Source: Lee, Basic Elements of Christian Life, Vol. 2, ch. 1.
Interpretation: This statement carries far-reaching hermeneutical implications. The Bible is not primarily characterized as a textbook, creed, historical document, or prophetic text, but as a prayer book. This is a functional redefinition of Scripture: its primary use is not lectio (reading for knowledge) but oratio (praying for contact). This connects with the thesis from b3 (BXL1) that the spirit is the organ for reading Scripture — but goes further by making the whole Bible a source of prayer material.
Hermeneutics: The Word as Honey, Milk, and Nourishment (Ps. 119:103; 1 Pet. 2:2-3; 1 Tim. 4:6)
Chapter 1 extends the food metaphor for the Word with three additional Scripture passages:
“David said, ‘How sweet are Your words to my taste! Sweeter than honey to my mouth!’ (Psa. 119:103). The Word is an enjoyment, and it is even sweeter and more pleasant than honey to our taste.”

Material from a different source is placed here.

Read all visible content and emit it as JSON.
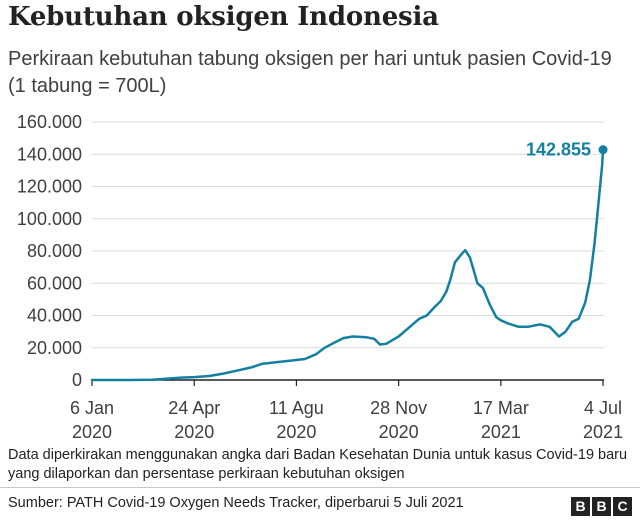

Source: Lee, Basic Elements of Christian Life, Vol. 2, ch. 1.
“Then in 1 Peter 2:2-3 we see that to eat the Word is to taste the Lord. ‘As newborn babes, long for the guileless milk of the word in order that by it you may grow unto salvation, if you have tasted that the Lord is good.’ In verse 2 there is the eating of the Word, and in verse 3, the tasting of the Lord. When we eat the Word of God as our spiritual nourishment, we taste the Lord.”
Source: Lee, Basic Elements of Christian Life, Vol. 2, ch. 1.
“Another important verse is 1 Timothy 4:6b: ‘being nourished with the words of the faith.’ […] The concept of the apostle Paul was that God’s Word is food to nourish God’s children. We must be nourished in the Word, not merely taught.”
Source: Lee, Basic Elements of Christian Life, Vol. 2, ch. 1.
Interpretation: The three additional texts (Ps. 119:103; 1 Pet. 2:2-3; 1 Tim. 4:6) deepen the food hermeneutic introduced in b3 (BXL1) on the basis of Jer. 15:16 and Matt. 4:4. New here are: (a) the taste dimension — honey as qualitative criterion for the Word; (b) the growth aspect (1 Pet. 2:2-3): nourishment leads to growth, not to knowledge; (c) the contrast formulation in 1 Tim. 4:6: nourished as opposed to taught. The source explicitly states that the conventional understanding of Bible study as instruction falls short: nourishment is the operative category.